Palestinian woman Latifa Abu Hamid said she was filled with “indescribable joy” when she heard that her three sons had been freed from Israeli prisons, even though they had been forced into exile.
The three released yesterday were among dozens of inmates freed in exchange for Israeli hostages held by Gaza fighters, under the truce agreement between Israel and Hamas that has halted the war in the Palestinian territory. Like Abu Hamid’s sons, many Palestinians released by Israel were not sent home but deported. The 74-year-old resident of Ramallah in the Israeli-occupied West Bank has had five of her 10 children detained by Israel, some for decades, over their involvement in armed resistance. Her three sons Nasr, 50, Sharif, 45, and Mohammed, 35, were released on Saturday from a prison in southern Israel’s Negev desert.
“I’m so happy. I spoke to them... I heard their voices,” said Abu Hamid. “Of course, I would prefer them to live with us, to be here so we could enjoy their presence,” she said.
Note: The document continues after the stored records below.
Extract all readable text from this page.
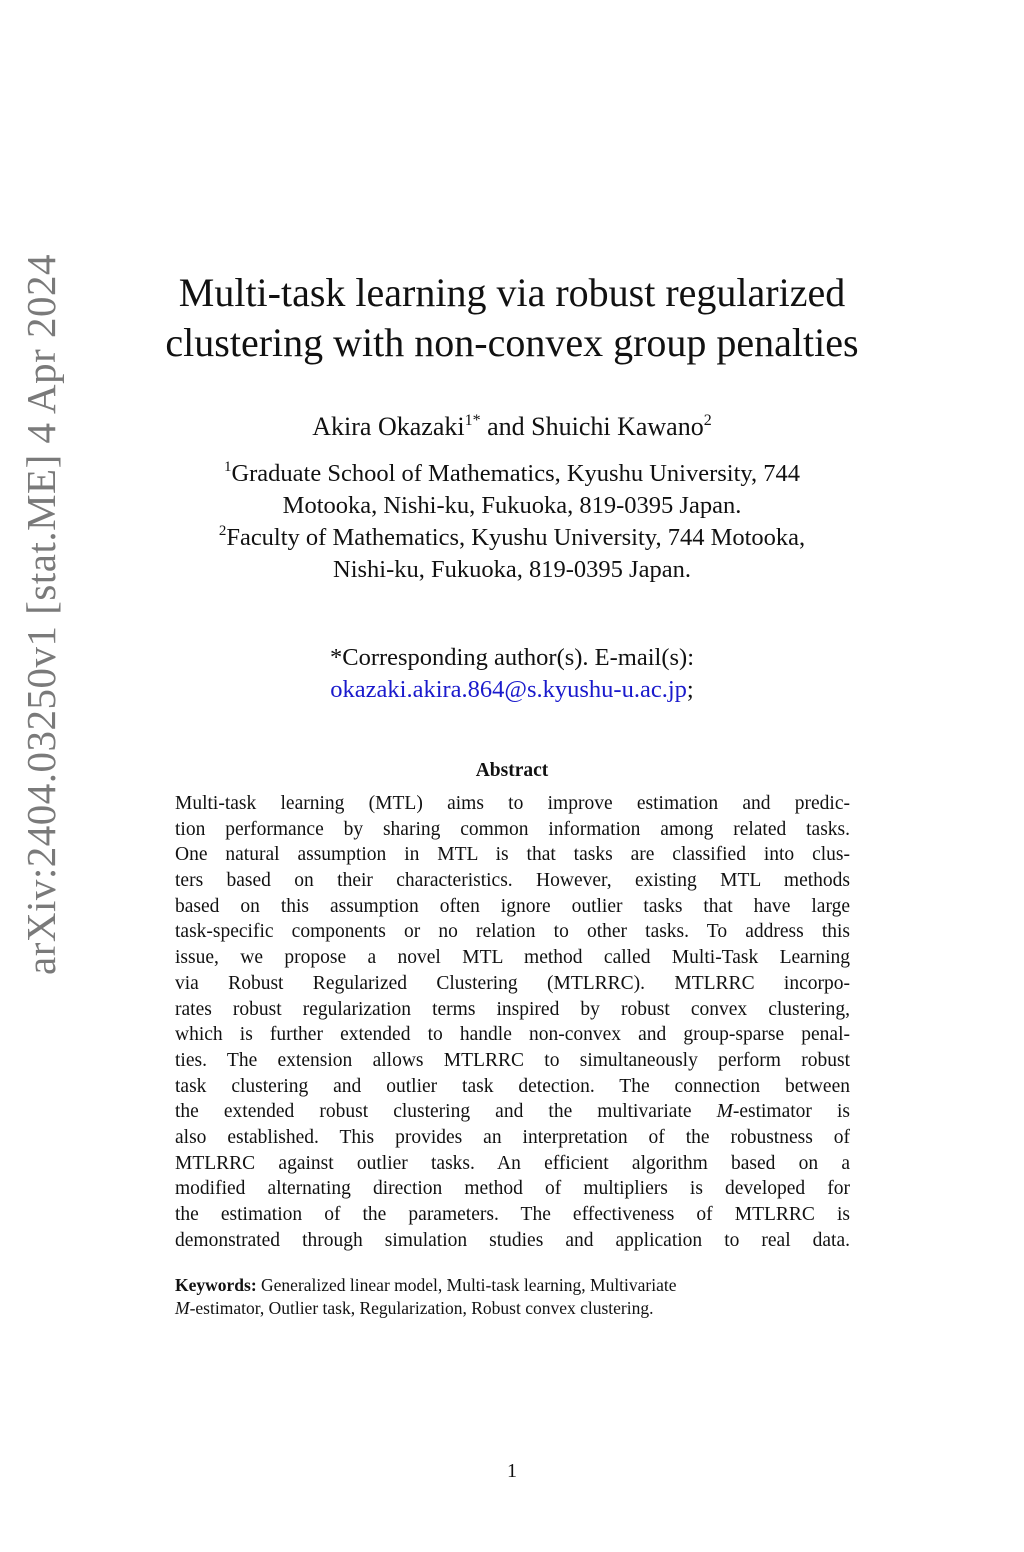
arXiv:2404.03250v1 [stat.ME] 4 Apr 2024	Multi-task learning via robust regularized
clustering with non-convex group penalties
Akira Okazaki$^{1*}$ and Shuichi Kawano$^2$
$^1$Graduate School of Mathematics, Kyushu University, 744
Motooka, Nishi-ku, Fukuoka, 819-0395 Japan.
$^2$Faculty of Mathematics, Kyushu University, 744 Motooka,
Nishi-ku, Fukuoka, 819-0395 Japan.
*Corresponding author(s). E-mail(s):
okazaki.akira.864@s.kyushu-u.ac.jp;
Abstract
Multi-task learning (MTL) aims to improve estimation and predic-
tion performance by sharing common information among related tasks.
One natural assumption in MTL is that tasks are classified into clus-
ters based on their characteristics. However, existing MTL methods
based on this assumption often ignore outlier tasks that have large
task-specific components or no relation to other tasks. To address this
issue, we propose a novel MTL method called Multi-Task Learning
via Robust Regularized Clustering (MTLRRC). MTLRRC incorpo-
rates robust regularization terms inspired by robust convex clustering,
which is further extended to handle non-convex and group-sparse penal-
ties. The extension allows MTLRRC to simultaneously perform robust
task clustering and outlier task detection. The connection between
the extended robust clustering and the multivariate M-estimator is
also established. This provides an interpretation of the robustness of
MTLRRC against outlier tasks. An efficient algorithm based on a
modified alternating direction method of multipliers is developed for
the estimation of the parameters. The effectiveness of MTLRRC is
demonstrated through simulation studies and application to real data.
Keywords: Generalized linear model, Multi-task learning, Multivariate
M-estimator, Outlier task, Regularization, Robust convex clustering.
1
Out of 200 prisoners released on Saturday, nearly all Palestinian but including one Jordanian, 70 were handed over to Egypt, and some plan to settle in a Gulf state or another third country. Abu Hamid’s living room is adorned with large painted portraits of each family member and photo montages showing her flashing a victory sign and surrounded by her sons. Certificates of detention were displayed like diplomas.
Another photograph showed her in a dress decorated with the faces of her sons alongside an image of the Dome of the Rock, the iconic shrine in the Israeli-annexed Old City of Jerusalem. “For more than 40 years, I’ve been visiting my sons in prison — more than half my life — and I’ve never lost hope of seeing them free,” she said. Not that three are out of jail, “it’s an indescribable joy,” said the mother. “But the joy remains incomplete because my son Islam and the rest of the prisoners are still” locked up, she added. One of her sons, 38-year-old Islam, has been sentenced to life like his three brothers, but is not on Israel’s list of prisoners eligible for release under the Gaza truce agreement.
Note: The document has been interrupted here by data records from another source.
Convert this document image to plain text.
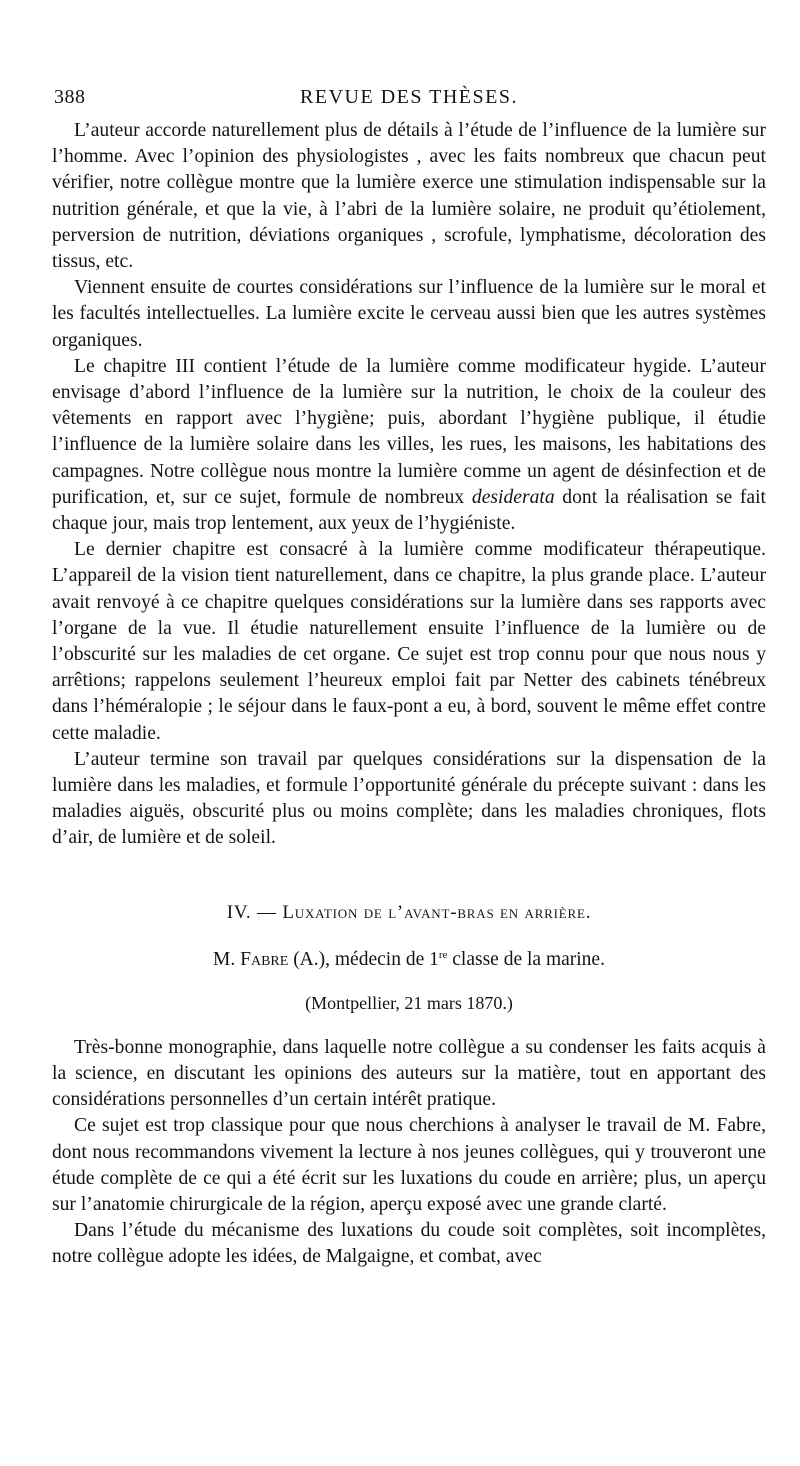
388	REVUE DES THÈSES.

L’auteur accorde naturellement plus de détails à l’étude de l’influence de la lumière sur l’homme. Avec l’opinion des physiologistes , avec les faits nombreux que chacun peut vérifier, notre collègue montre que la lumière exerce une stimulation indispensable sur la nutrition générale, et que la vie, à l’abri de la lumière solaire, ne produit qu’étiolement, perversion de nutrition, déviations organiques , scrofule, lymphatisme, décoloration des tissus, etc.

Viennent ensuite de courtes considérations sur l’influence de la lumière sur le moral et les facultés intellectuelles. La lumière excite le cerveau aussi bien que les autres systèmes organiques.

Le chapitre III contient l’étude de la lumière comme modificateur hygide. L’auteur envisage d’abord l’influence de la lumière sur la nutrition, le choix de la couleur des vêtements en rapport avec l’hygiène; puis, abordant l’hygiène publique, il étudie l’influence de la lumière solaire dans les villes, les rues, les maisons, les habitations des campagnes. Notre collègue nous montre la lumière comme un agent de désinfection et de purification, et, sur ce sujet, formule de nombreux desiderata dont la réalisation se fait chaque jour, mais trop lentement, aux yeux de l’hygiéniste.

Le dernier chapitre est consacré à la lumière comme modificateur thérapeutique. L’appareil de la vision tient naturellement, dans ce chapitre, la plus grande place. L’auteur avait renvoyé à ce chapitre quelques considérations sur la lumière dans ses rapports avec l’organe de la vue. Il étudie naturellement ensuite l’influence de la lumière ou de l’obscurité sur les maladies de cet organe. Ce sujet est trop connu pour que nous nous y arrêtions; rappelons seulement l’heureux emploi fait par Netter des cabinets ténébreux dans l’héméralopie ; le séjour dans le faux-pont a eu, à bord, souvent le même effet contre cette maladie.

L’auteur termine son travail par quelques considérations sur la dispensation de la lumière dans les maladies, et formule l’opportunité générale du précepte suivant : dans les maladies aiguës, obscurité plus ou moins complète; dans les maladies chroniques, flots d’air, de lumière et de soleil.

IV. — Luxation de l’avant-bras en arrière.

M. Fabre (A.), médecin de 1re classe de la marine.

(Montpellier, 21 mars 1870.)

Très-bonne monographie, dans laquelle notre collègue a su condenser les faits acquis à la science, en discutant les opinions des auteurs sur la matière, tout en apportant des considérations personnelles d’un certain intérêt pratique.

Ce sujet est trop classique pour que nous cherchions à analyser le travail de M. Fabre, dont nous recommandons vivement la lecture à nos jeunes collègues, qui y trouveront une étude complète de ce qui a été écrit sur les luxations du coude en arrière; plus, un aperçu sur l’anatomie chirurgicale de la région, aperçu exposé avec une grande clarté.

Dans l’étude du mécanisme des luxations du coude soit complètes, soit incomplètes, notre collègue adopte les idées, de Malgaigne, et combat, avec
Abu Hamid said Islam killed an Israeli soldier with a stone during an army raid on the Al-Amari refugee camp near Ramallah, where the family once lived. The eldest, Naser, was one of the founders of the Al-Aqsa Martyrs’ Brigades, an armed group established during the Second Intifada in the early 2000s.
He died of cancer in detention and Israel has never returned his body, said the mother. Another son, a member of the fighter group Islamic Jihad, was killed by the Israeli military in 1994.